Save in rare instances where stricture may be due to congenital defect the condition is never primary, but is secondary to some previous and active disease. Stricture proper should be distinguished from obstruction produced by compression from without and should usually be made to include those cases due to intrinsic disease of the intestinal wall. Here it is in the vast majority of cases either due to cicatricial contraction, following the healing of some previous lesion, or else to the infiltration and progress of malignant disease. In the former instances a great deal may be accomplished by operation. In the latter much will depend upon the relative period at which the case is seen by the surgeon.
Symptoms.
—The symptoms of stricture are those of bowel obstruction. The tumor which produces it may be identified by palpation, or by the fecal impaction, at least accumulation, which is likely to occur above it, which may appear as a tumor and be mistaken for it until cleared away by suitable cathartic measures. Ordinarily the surgeon never recognizes stricture of the small intestines, then, save by its obstructive features.
Treatment.
—The treatment consists in what can be done by radical surgical measures, and this can only be determined after exploratory abdominal section.

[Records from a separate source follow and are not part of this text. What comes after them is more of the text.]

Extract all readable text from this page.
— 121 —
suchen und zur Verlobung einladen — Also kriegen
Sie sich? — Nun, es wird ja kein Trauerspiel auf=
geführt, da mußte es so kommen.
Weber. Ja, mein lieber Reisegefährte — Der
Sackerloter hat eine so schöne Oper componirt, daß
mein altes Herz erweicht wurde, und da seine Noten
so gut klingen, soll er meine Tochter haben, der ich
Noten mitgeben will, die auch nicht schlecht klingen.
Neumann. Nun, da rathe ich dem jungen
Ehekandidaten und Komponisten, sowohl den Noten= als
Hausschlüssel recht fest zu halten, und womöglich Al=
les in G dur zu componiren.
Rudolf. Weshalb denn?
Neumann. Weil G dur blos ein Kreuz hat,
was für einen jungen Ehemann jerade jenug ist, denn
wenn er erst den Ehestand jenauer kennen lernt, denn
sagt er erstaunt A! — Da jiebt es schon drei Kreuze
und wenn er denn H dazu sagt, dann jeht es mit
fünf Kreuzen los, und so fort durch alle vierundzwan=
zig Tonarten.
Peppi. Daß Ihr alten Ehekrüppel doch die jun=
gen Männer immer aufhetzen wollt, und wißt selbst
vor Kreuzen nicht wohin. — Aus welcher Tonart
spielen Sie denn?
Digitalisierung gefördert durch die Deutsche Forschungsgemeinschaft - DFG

TUMORS OF THE SMALL INTESTINES.
Benign tumors of the small bowel are relatively infrequent, perhaps the most common being the lipomas which develop along the mesenteric border, usually as excessive epiploic appendages. But circumscribed and even pedunculated lipomas are seen occasionally in this location and are of surgical interest largely because, at points where they are located, intussusception is peculiarly liable to occur. In fact, the condition figures as one of the predisposing causes of invagination. Fibromas develop occasionally in the intestinal walls and adenomas grow from the glandular structures which abound therein. Other benign tumors are exceedingly rare.
Besides predisposing to intussusception these tumors are innocent, save that in time they constrict or obstruct the lumen and produce one form of stricture with obstruction, which will first be chronic and then terminate acutely and fatally unless promptly relieved.
All benign tumors of the bowel should be removed with the least harm possible to the bowel itself, but when a neat extirpation without reduction of intestinal caliber is not possible no hesitation should be felt about resecting a sufficient portion of the gut; or should this be impracticable in making an anastomosis, thus excluding that part of the bowel involved.